According to a 2017 International Coach Federation (ICF) survey, professional coaching is growing. Thirty-one percent of respondents said they’d participated in a business or life coaching relationship, and 66 percent said they were at least “somewhat” aware of the field.
These numbers were up from 17 percent and 58 percent, respectively, in 2014. Furthermore, in a 2016 survey by The Conference Board, 69 percent of companies said “they expected to rely more on internal coaches in the coming years.”
Why Is Coaching Becoming More Popular?
“I believe that coaching is growing in popularity for two main reasons,” says Jamie Gelbtuch, founder of Cultural Mixology. First, people are becoming more knowledgeable and experienced thanks to technology but need support to turn that knowledge and experience into skills. Second, “workplaces are increasingly global, and even the most talented leaders encounter specific workplace challenges, obstacles that can seem insurmountable or blind spots that often grow out of great strengths … Coaching helps people bridge these gaps and turn conscious incompetencies into conscious competencies.”
Additionally, says Lisa Barrington, PCC, BCC, SPHR, SHRM-SCP, founder and principal of Barrington Coaching, “coaching is the most customized way to increase leadership and organizational effectiveness.” It’s also faster to implement than designing a custom training program, and results “often start to emerge within months.”
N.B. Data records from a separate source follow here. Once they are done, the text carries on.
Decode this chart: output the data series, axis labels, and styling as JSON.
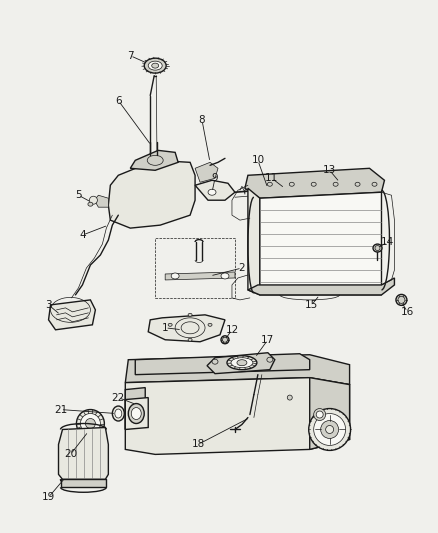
{
  "background_color": "#f0f0ec",
  "line_color": "#1a1a1a",
  "label_color": "#1a1a1a",
  "label_fontsize": 7.5,
  "lw_main": 1.0,
  "lw_thin": 0.5,
  "lw_thick": 1.4
}
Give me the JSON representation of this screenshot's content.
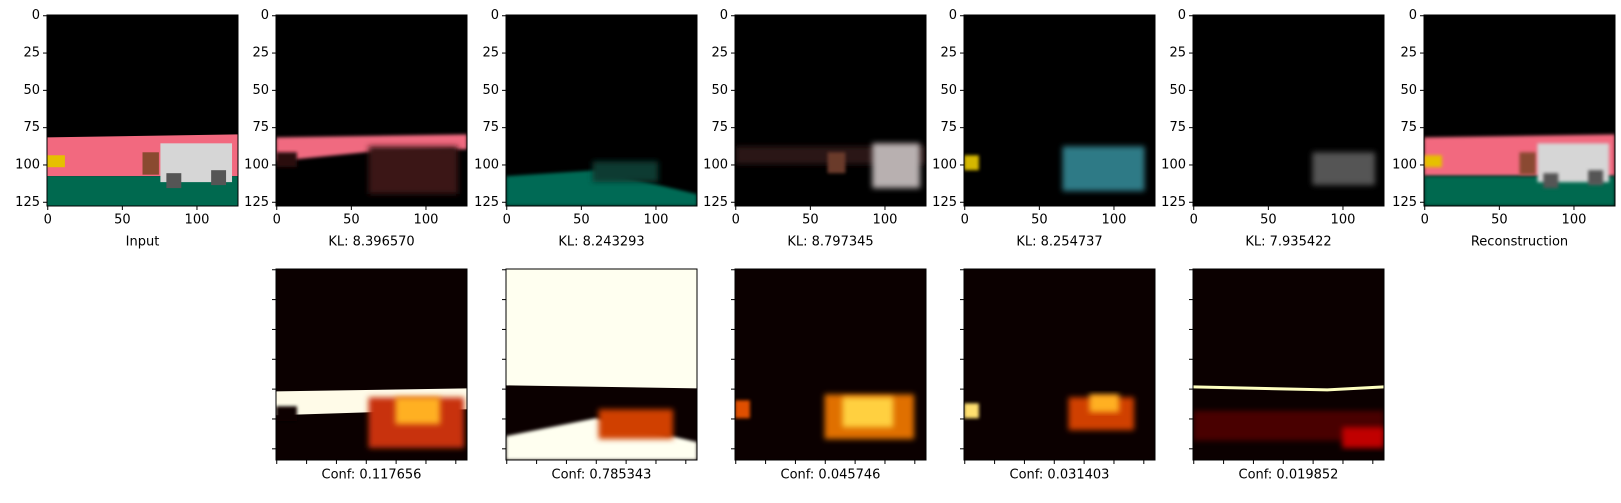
{
  "chart_data": [
    {
      "type": "image",
      "xlabel": "Input",
      "xlim": [
        -0.5,
        127.5
      ],
      "ylim": [
        127.5,
        -0.5
      ],
      "xticks": [
        0,
        50,
        100
      ],
      "yticks": [
        0,
        25,
        50,
        75,
        100,
        125
      ]
    },
    {
      "type": "image",
      "xlabel": "KL: 8.396570",
      "xlim": [
        -0.5,
        127.5
      ],
      "ylim": [
        127.5,
        -0.5
      ],
      "xticks": [
        0,
        50,
        100
      ],
      "yticks": [
        0,
        25,
        50,
        75,
        100,
        125
      ]
    },
    {
      "type": "image",
      "xlabel": "KL: 8.243293",
      "xlim": [
        -0.5,
        127.5
      ],
      "ylim": [
        127.5,
        -0.5
      ],
      "xticks": [
        0,
        50,
        100
      ],
      "yticks": [
        0,
        25,
        50,
        75,
        100,
        125
      ]
    },
    {
      "type": "image",
      "xlabel": "KL: 8.797345",
      "xlim": [
        -0.5,
        127.5
      ],
      "ylim": [
        127.5,
        -0.5
      ],
      "xticks": [
        0,
        50,
        100
      ],
      "yticks": [
        0,
        25,
        50,
        75,
        100,
        125
      ]
    },
    {
      "type": "image",
      "xlabel": "KL: 8.254737",
      "xlim": [
        -0.5,
        127.5
      ],
      "ylim": [
        127.5,
        -0.5
      ],
      "xticks": [
        0,
        50,
        100
      ],
      "yticks": [
        0,
        25,
        50,
        75,
        100,
        125
      ]
    },
    {
      "type": "image",
      "xlabel": "KL: 7.935422",
      "xlim": [
        -0.5,
        127.5
      ],
      "ylim": [
        127.5,
        -0.5
      ],
      "xticks": [
        0,
        50,
        100
      ],
      "yticks": [
        0,
        25,
        50,
        75,
        100,
        125
      ]
    },
    {
      "type": "image",
      "xlabel": "Reconstruction",
      "xlim": [
        -0.5,
        127.5
      ],
      "ylim": [
        127.5,
        -0.5
      ],
      "xticks": [
        0,
        50,
        100
      ],
      "yticks": [
        0,
        25,
        50,
        75,
        100,
        125
      ]
    },
    {
      "type": "heatmap",
      "xlabel": "Conf: 0.117656",
      "xlim": [
        -0.5,
        127.5
      ],
      "ylim": [
        127.5,
        -0.5
      ],
      "xticks": [
        0,
        20,
        40,
        60,
        80,
        100,
        120
      ],
      "yticks": [
        0,
        20,
        40,
        60,
        80,
        100,
        120
      ],
      "tick_labels": false
    },
    {
      "type": "heatmap",
      "xlabel": "Conf: 0.785343",
      "xlim": [
        -0.5,
        127.5
      ],
      "ylim": [
        127.5,
        -0.5
      ],
      "xticks": [
        0,
        20,
        40,
        60,
        80,
        100,
        120
      ],
      "yticks": [
        0,
        20,
        40,
        60,
        80,
        100,
        120
      ],
      "tick_labels": false
    },
    {
      "type": "heatmap",
      "xlabel": "Conf: 0.045746",
      "xlim": [
        -0.5,
        127.5
      ],
      "ylim": [
        127.5,
        -0.5
      ],
      "xticks": [
        0,
        20,
        40,
        60,
        80,
        100,
        120
      ],
      "yticks": [
        0,
        20,
        40,
        60,
        80,
        100,
        120
      ],
      "tick_labels": false
    },
    {
      "type": "heatmap",
      "xlabel": "Conf: 0.031403",
      "xlim": [
        -0.5,
        127.5
      ],
      "ylim": [
        127.5,
        -0.5
      ],
      "xticks": [
        0,
        20,
        40,
        60,
        80,
        100,
        120
      ],
      "yticks": [
        0,
        20,
        40,
        60,
        80,
        100,
        120
      ],
      "tick_labels": false
    },
    {
      "type": "heatmap",
      "xlabel": "Conf: 0.019852",
      "xlim": [
        -0.5,
        127.5
      ],
      "ylim": [
        127.5,
        -0.5
      ],
      "xticks": [
        0,
        20,
        40,
        60,
        80,
        100,
        120
      ],
      "yticks": [
        0,
        20,
        40,
        60,
        80,
        100,
        120
      ],
      "tick_labels": false
    }
  ]
}
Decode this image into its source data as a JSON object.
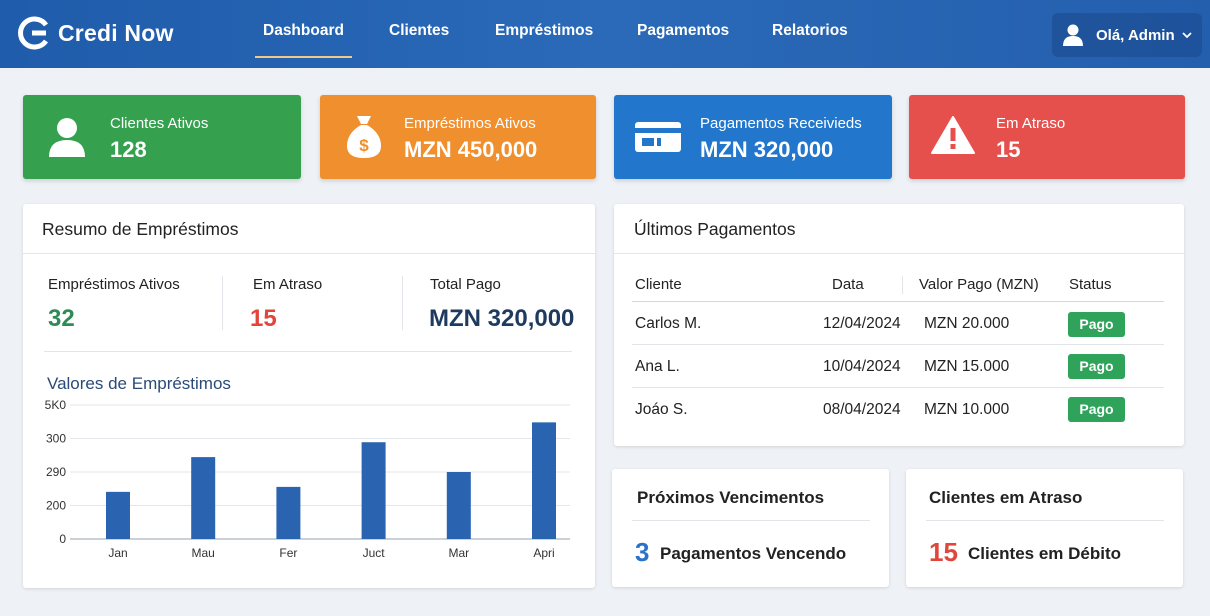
{
  "app": {
    "name": "Credi Now"
  },
  "nav": {
    "items": [
      {
        "label": "Dashboard",
        "active": true
      },
      {
        "label": "Clientes",
        "active": false
      },
      {
        "label": "Empréstimos",
        "active": false
      },
      {
        "label": "Pagamentos",
        "active": false
      },
      {
        "label": "Relatorios",
        "active": false
      }
    ],
    "user_label": "Olá, Admin"
  },
  "stats": [
    {
      "label": "Clientes Ativos",
      "value": "128",
      "icon": "user-icon",
      "color": "#35a04e"
    },
    {
      "label": "Empréstimos Ativos",
      "value": "MZN 450,000",
      "icon": "money-bag-icon",
      "color": "#f08f2e"
    },
    {
      "label": "Pagamentos Receivieds",
      "value": "MZN 320,000",
      "icon": "credit-card-icon",
      "color": "#2276cc"
    },
    {
      "label": "Em Atraso",
      "value": "15",
      "icon": "warning-icon",
      "color": "#e6504c"
    }
  ],
  "summary": {
    "title": "Resumo de Empréstimos",
    "metrics": [
      {
        "label": "Empréstimos Ativos",
        "value": "32",
        "color": "#2e8b57"
      },
      {
        "label": "Em Atraso",
        "value": "15",
        "color": "#e0463c"
      },
      {
        "label": "Total Pago",
        "value": "MZN 320,000",
        "color": "#1e3a5f"
      }
    ]
  },
  "chart_data": {
    "type": "bar",
    "title": "Valores de Empréstimos",
    "categories": [
      "Jan",
      "Mau",
      "Fer",
      "Juct",
      "Mar",
      "Apri"
    ],
    "values": [
      190,
      330,
      210,
      390,
      270,
      470
    ],
    "yticks": [
      "0",
      "200",
      "290",
      "300",
      "5K0"
    ],
    "ylim": [
      0,
      540
    ],
    "grid": true,
    "bar_color": "#2a64b0"
  },
  "payments": {
    "title": "Últimos Pagamentos",
    "columns": [
      "Cliente",
      "Data",
      "Valor Pago (MZN)",
      "Status"
    ],
    "rows": [
      {
        "cliente": "Carlos M.",
        "data": "12/04/2024",
        "valor": "MZN 20.000",
        "status": "Pago"
      },
      {
        "cliente": "Ana L.",
        "data": "10/04/2024",
        "valor": "MZN 15.000",
        "status": "Pago"
      },
      {
        "cliente": "Joáo S.",
        "data": "08/04/2024",
        "valor": "MZN 10.000",
        "status": "Pago"
      }
    ]
  },
  "upcoming": {
    "title": "Próximos Vencimentos",
    "count": "3",
    "text": "Pagamentos Vencendo",
    "color": "#2a72c8"
  },
  "overdue": {
    "title": "Clientes em Atraso",
    "count": "15",
    "text": "Clientes em Débito",
    "color": "#e0463c"
  }
}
Coaching can improve individual and team performance, employee engagement, manager-employee relationships, and conflict management. Training Industry research has also found that it can make leadership development more equitable between the genders. It’s also a continuous development opportunity rather than a one-time training event, points out Thuy Sindell, Ph.D., founder and president of Skyline Group International. “It is done over time, which ensures opportunities to practice, get feedback and refine.”
Measuring Impact
As coaching becomes more popular as a development tool, organizations are investing more money – and, therefore, looking for a greater return. The Conference Board survey found “an uptick in coaching rates, with more organizations paying upwards of $600 per hour at the CEO and C-suite levels.” Researchers concluded that “evaluation represents the holy grail for organizations using coaching to develop their leaders and managers.”
Therefore, L&D leaders who are implementing coaching need to be prepared to demonstrate its impact. Last fall, Skyline Group launched a new coaching technology to help companies manage coaching programs and measure impact. “Right now,” Sindell says, “most organizations measure based on program evaluations, word of mouth, promotion and retention rates. There is no direct measurement of skill growth and impact.” This gap is what Skyline Group is trying to address.
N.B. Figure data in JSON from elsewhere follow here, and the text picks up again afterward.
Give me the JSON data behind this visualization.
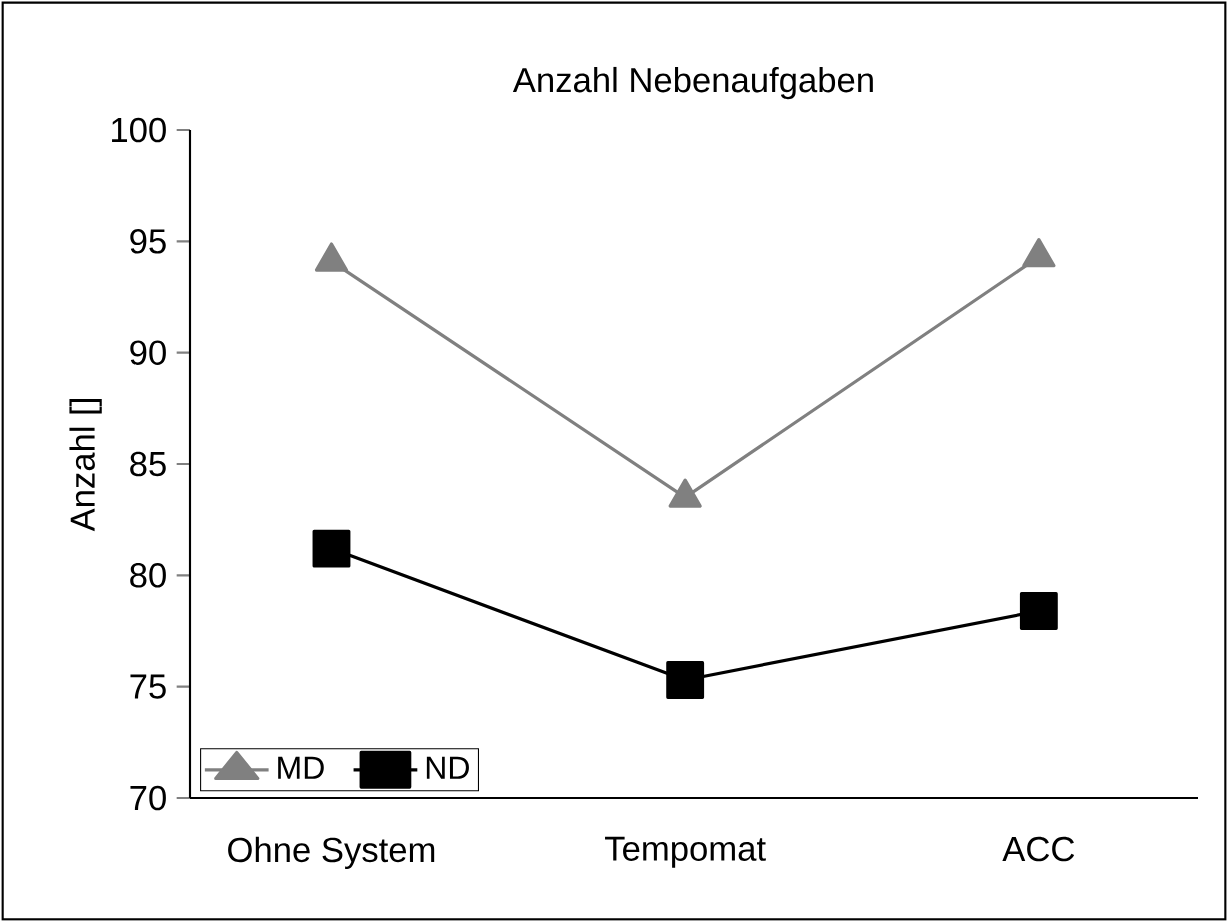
{
  "chart_data": {
    "type": "line",
    "title": "Anzahl Nebenaufgaben",
    "ylabel": "Anzahl []",
    "categories": [
      "Ohne System",
      "Tempomat",
      "ACC"
    ],
    "series": [
      {
        "name": "MD",
        "color": "#808080",
        "marker": "triangle",
        "values": [
          94.1,
          83.5,
          94.3
        ]
      },
      {
        "name": "ND",
        "color": "#000000",
        "marker": "square",
        "values": [
          81.2,
          75.3,
          78.4
        ]
      }
    ],
    "ylim": [
      70,
      100
    ],
    "yticks": [
      70,
      75,
      80,
      85,
      90,
      95,
      100
    ],
    "legend": "bottom left"
  }
}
Dr. Scott C. Whiteford, director of leadership development and analytics at Talent Plus, Inc., recommends establishing personalized impact metrics at the beginning of the coaching engagement. For example, he worked with a chief medical officer who wanted to increase patient satisfaction by 10 percent year over year, so their partnership “focused on how [he] could increase the engagement of his physicians, nurses and staff. By increasing their engagement, he would likely see an increase in patient satisfaction. In the end, he achieved the 10 percent increase year over year, and we considered the engagement a success.”
In addition to platforms like Skyline Group’s, organizations can use 360-degree assessments, employee retention and engagement, coachee retention and promotion, and productivity measures. Depending on your industry, you may have additional metrics that will be indicators of the impact of coaching. For example, Pamela DeCampli, MSN, RN, NEA-BC, executive vice president of value added services at Kirby Bates Associates, says that in a health care setting, quality and safety measures are important to track. She’s seen a 65 percent decrease in patient falls and “zero occurrences of infections in several indices” as a result of coaching.
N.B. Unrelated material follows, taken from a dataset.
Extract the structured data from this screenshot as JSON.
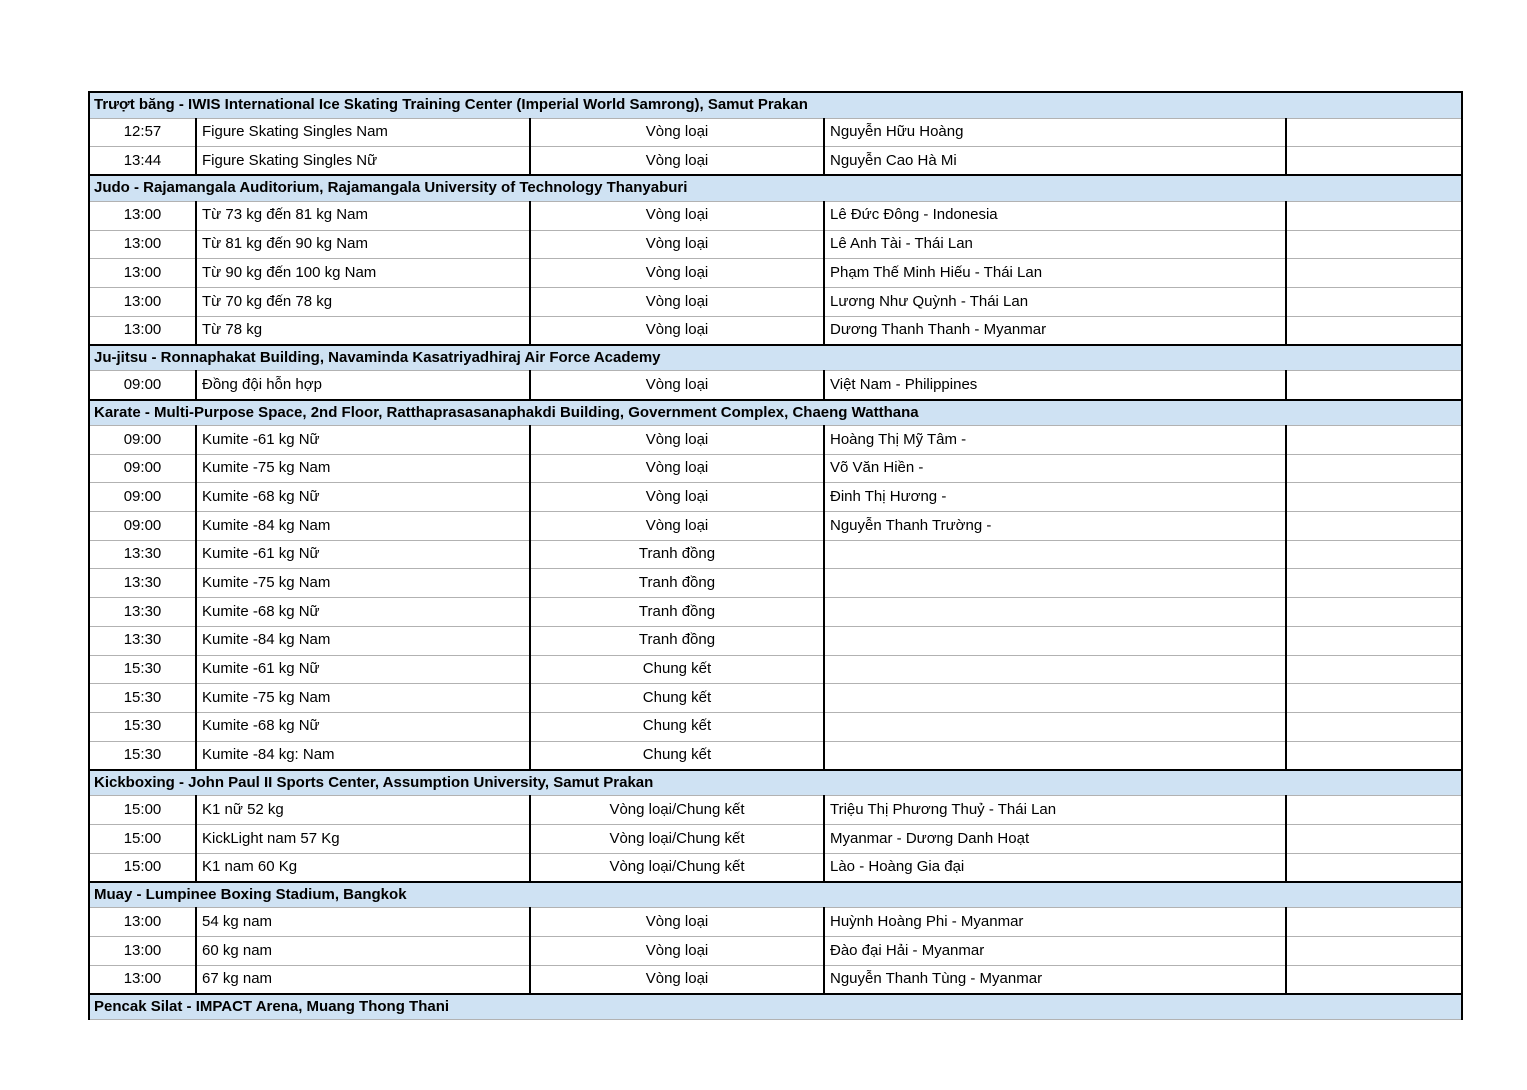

In sales, says Mark Magnacca, co-founder and president of Allego, metrics might include number of deals closed, percent of quota reached, and performance on sales calls and in meetings. Again, technology can help. For example, reps at Allego’s client companies use its coaching platform to record themselves practicing various skills and then submit the video to their coaches for feedback.
“Each job role [requires] a personalized combination of experiences to ensure success,” wrote Training Industry leaders in the 2019 Training Industry Trends Report. Delivering the optimal blend of personalized learning experiences has historically been an inefficient approach to training. However, with the advent of new technologies, even coaching can be an efficient, scalable approach to personalized learning.